Search code examples
amazon-web-servicesamazon-s3consistency

Is Amazon S3's ListObjectsV2 self-consistent over multiple pages?


ListObjectsV2 can only return 1000 results, at which point you have to go back for another page.

Since Amazon S3 is now strongly consistent, and other updates can be happening to the bucket while I am listing its contents, is the second page going to be more results from the same point in time as the first page? Or is it going to reflect the state of the bucket at the point in time when the second page was requested?
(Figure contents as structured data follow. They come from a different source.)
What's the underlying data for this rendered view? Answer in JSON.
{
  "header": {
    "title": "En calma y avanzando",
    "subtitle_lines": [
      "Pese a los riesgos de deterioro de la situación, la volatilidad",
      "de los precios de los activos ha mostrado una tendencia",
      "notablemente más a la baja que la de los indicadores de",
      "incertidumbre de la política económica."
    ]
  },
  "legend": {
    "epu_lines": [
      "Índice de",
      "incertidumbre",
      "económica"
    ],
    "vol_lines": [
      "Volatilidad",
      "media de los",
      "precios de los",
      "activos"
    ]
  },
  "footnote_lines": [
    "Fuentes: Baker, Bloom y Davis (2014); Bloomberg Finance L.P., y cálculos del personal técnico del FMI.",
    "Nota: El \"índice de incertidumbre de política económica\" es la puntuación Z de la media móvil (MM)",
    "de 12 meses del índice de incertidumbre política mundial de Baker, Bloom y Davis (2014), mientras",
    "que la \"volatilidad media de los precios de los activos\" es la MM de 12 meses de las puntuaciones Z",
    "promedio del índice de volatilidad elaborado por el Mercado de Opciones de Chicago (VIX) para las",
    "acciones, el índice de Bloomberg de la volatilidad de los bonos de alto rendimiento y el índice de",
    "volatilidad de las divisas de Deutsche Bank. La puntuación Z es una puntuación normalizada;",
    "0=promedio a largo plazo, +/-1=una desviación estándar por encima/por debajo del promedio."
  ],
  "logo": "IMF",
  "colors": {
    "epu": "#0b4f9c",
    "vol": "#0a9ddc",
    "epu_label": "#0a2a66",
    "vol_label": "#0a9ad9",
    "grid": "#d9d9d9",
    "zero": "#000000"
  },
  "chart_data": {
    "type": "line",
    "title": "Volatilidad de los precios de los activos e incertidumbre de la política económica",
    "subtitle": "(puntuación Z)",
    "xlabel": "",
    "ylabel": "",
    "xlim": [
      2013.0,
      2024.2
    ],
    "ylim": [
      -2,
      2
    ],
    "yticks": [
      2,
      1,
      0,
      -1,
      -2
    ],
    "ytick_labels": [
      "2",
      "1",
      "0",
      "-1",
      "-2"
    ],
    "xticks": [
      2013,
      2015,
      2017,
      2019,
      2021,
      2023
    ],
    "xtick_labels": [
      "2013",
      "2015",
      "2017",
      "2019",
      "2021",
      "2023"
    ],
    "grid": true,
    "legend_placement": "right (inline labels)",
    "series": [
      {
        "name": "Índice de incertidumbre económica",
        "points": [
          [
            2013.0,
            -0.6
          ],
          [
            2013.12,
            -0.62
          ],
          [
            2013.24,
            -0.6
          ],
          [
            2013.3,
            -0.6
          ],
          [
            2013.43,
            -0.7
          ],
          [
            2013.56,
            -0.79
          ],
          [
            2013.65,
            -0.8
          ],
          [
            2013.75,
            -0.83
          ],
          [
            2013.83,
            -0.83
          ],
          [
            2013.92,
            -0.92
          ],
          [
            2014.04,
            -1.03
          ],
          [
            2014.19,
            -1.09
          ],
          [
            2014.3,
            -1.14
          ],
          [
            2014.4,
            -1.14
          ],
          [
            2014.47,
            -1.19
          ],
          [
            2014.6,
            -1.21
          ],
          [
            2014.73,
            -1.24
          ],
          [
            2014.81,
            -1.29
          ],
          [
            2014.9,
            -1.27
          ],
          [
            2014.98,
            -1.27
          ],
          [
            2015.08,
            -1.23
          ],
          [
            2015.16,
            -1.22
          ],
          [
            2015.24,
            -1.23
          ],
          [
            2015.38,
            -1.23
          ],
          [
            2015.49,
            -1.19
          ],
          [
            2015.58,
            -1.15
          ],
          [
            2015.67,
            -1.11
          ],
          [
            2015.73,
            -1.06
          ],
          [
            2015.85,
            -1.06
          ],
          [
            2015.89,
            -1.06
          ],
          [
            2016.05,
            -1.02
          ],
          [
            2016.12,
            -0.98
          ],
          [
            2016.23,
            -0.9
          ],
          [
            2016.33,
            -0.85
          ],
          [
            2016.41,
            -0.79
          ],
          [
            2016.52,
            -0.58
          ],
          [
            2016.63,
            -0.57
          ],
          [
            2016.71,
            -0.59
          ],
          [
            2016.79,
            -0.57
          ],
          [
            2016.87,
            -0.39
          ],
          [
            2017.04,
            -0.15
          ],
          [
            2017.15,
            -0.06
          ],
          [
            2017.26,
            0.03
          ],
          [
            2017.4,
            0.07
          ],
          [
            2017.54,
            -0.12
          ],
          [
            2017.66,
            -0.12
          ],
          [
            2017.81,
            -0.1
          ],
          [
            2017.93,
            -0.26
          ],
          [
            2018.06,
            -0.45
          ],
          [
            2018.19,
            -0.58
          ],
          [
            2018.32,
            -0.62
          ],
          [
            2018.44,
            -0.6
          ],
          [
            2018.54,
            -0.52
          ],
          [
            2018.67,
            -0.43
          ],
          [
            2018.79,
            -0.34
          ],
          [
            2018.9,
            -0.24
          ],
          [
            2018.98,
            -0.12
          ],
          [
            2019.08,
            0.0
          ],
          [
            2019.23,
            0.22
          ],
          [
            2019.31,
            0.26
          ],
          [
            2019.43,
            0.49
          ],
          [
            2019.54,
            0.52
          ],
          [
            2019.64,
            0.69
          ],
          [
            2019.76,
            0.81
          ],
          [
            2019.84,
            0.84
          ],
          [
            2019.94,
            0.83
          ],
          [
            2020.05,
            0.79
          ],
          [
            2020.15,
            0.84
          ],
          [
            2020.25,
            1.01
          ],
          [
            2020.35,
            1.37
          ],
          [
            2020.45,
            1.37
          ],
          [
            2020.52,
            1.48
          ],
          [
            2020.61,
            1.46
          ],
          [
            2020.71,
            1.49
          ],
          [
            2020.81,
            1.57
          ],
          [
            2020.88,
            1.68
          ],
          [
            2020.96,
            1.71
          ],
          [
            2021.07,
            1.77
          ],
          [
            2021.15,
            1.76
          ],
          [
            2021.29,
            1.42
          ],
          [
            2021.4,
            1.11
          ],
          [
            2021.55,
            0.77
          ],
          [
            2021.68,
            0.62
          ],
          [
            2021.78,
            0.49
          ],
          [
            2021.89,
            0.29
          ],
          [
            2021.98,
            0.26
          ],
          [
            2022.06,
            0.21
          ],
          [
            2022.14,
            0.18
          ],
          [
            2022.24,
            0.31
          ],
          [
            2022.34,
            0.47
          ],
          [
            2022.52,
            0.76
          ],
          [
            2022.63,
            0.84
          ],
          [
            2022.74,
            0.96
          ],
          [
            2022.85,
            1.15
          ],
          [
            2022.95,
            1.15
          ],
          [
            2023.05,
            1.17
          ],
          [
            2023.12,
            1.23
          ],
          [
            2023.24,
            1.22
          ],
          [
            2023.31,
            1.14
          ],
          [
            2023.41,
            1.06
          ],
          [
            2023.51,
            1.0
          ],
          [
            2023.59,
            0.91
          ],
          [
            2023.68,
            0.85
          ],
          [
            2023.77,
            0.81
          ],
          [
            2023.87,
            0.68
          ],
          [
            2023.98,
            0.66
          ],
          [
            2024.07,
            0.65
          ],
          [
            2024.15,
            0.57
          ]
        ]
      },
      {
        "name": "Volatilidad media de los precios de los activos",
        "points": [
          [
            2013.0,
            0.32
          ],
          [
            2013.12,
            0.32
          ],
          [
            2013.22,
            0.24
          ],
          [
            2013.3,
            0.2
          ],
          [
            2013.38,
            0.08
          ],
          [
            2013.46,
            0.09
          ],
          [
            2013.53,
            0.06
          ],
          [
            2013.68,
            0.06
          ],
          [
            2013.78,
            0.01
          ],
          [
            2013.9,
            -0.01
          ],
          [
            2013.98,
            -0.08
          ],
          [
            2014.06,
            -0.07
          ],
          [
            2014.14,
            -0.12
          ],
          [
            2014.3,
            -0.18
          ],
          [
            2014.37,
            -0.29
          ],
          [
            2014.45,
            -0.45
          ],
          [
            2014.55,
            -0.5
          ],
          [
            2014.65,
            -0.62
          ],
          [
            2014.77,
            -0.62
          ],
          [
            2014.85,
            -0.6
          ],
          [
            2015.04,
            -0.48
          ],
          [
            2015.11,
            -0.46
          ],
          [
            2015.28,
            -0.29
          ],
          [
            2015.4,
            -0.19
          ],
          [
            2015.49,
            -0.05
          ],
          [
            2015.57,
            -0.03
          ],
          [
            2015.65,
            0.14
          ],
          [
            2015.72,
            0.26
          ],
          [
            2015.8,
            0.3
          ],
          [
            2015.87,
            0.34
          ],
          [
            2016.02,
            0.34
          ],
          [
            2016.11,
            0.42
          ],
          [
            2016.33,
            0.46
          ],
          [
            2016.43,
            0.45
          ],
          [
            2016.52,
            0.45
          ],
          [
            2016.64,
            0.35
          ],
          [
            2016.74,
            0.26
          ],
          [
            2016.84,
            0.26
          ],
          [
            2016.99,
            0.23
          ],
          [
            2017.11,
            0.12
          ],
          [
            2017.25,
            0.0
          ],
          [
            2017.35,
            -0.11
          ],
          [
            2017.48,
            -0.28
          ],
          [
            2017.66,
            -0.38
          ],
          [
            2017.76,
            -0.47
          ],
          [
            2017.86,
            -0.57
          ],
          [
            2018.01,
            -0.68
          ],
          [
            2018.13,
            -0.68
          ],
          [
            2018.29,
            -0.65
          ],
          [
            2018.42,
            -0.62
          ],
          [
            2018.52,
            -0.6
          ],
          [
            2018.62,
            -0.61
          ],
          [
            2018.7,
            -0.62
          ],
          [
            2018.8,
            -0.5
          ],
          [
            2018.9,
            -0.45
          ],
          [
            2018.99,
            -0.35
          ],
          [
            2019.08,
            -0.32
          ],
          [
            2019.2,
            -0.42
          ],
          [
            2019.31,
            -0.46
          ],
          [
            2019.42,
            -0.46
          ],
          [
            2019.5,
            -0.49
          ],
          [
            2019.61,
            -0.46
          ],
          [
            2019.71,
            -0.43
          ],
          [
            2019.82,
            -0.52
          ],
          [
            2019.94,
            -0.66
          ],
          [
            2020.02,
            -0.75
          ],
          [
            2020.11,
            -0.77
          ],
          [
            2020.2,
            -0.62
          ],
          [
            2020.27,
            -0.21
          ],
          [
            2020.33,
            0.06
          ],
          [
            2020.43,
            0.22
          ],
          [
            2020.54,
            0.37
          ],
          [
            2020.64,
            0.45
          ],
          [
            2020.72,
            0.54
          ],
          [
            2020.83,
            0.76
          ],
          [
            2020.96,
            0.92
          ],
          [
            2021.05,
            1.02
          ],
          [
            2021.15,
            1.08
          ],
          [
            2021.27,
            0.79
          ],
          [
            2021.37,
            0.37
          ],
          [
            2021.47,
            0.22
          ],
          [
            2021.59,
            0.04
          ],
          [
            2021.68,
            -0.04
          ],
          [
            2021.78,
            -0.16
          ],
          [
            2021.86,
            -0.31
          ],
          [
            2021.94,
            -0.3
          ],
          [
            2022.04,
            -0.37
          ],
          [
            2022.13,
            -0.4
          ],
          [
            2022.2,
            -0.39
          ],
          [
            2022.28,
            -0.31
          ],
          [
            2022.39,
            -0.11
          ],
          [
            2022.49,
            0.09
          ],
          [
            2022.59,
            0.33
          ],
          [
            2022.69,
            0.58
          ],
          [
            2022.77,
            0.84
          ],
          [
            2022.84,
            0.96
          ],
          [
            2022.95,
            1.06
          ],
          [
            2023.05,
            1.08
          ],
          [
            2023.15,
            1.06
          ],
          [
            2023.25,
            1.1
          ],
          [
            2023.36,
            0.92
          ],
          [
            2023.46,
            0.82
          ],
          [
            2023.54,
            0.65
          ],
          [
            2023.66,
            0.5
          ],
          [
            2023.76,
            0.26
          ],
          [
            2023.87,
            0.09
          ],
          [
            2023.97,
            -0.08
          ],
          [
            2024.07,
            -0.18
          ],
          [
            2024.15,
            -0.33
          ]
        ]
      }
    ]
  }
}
For example, if I list a bucket, get the first page, delete a key which would have appeared on the second page, and then get the second page, will I still see the key that is now deleted?


Solution

  • Indeed, Amazon S3 is now strongly consistent. This means once you upload an object, all people that read that object are guaranteed to get the updated version of the object. This does not meant that two different API calls are guaranteed to be in the same "state". Notably, for downloads, there is a situation where one download can get parts of two versions of the object if it's updated while being downloaded. More details are available in this answer.

    As for you question, the same basic rules apply: S3 is strongly consistent from one call to the next, once you make a change to the bucket or objects, any call after that update is guaranteed to get the updated data. This means as you page through the list of objects, you will see the changes as each API call gets the latest state:

    import boto3
    
    BUCKET='example-bucket'
    PREFIX='so_question'
    
    s3 = boto3.client('s3')
    
    # Create a bunch of items
    for i in range(3000):
        s3.put_object(Bucket=BUCKET, Key=f"{PREFIX}/obj_{i:04d}", Body=b'')
    
    args = {'Bucket': BUCKET, 'Prefix': PREFIX + "/",}
    result = s3.list_objects_v2(**args)
    # This shows objects 0 to 999
    print([x['Key'] for x in result['Contents']])
    
    # Delete an object
    s3.delete_object(Bucket=BUCKET, Key=f"{PREFIX}/obj_{1100:04d}")
    
    # Request the next "page" of items
    args['ContinuationToken'] = result['NextContinuationToken']
    result = s3.list_objects_v2(**args)
    # This will not show object 1100, showing objects 1000 to 2000
    print([x['Key'] for x in result['Contents']])
    

    The upside of this and there's no way to get a list of all objects in a bucket (assuming it has more than 1000 items) in one API call: there's no way I'm aware of to get a complete "snapshot" of the bucket at any point, unless you can ensure the bucket doesn't change during listing the objects, of course.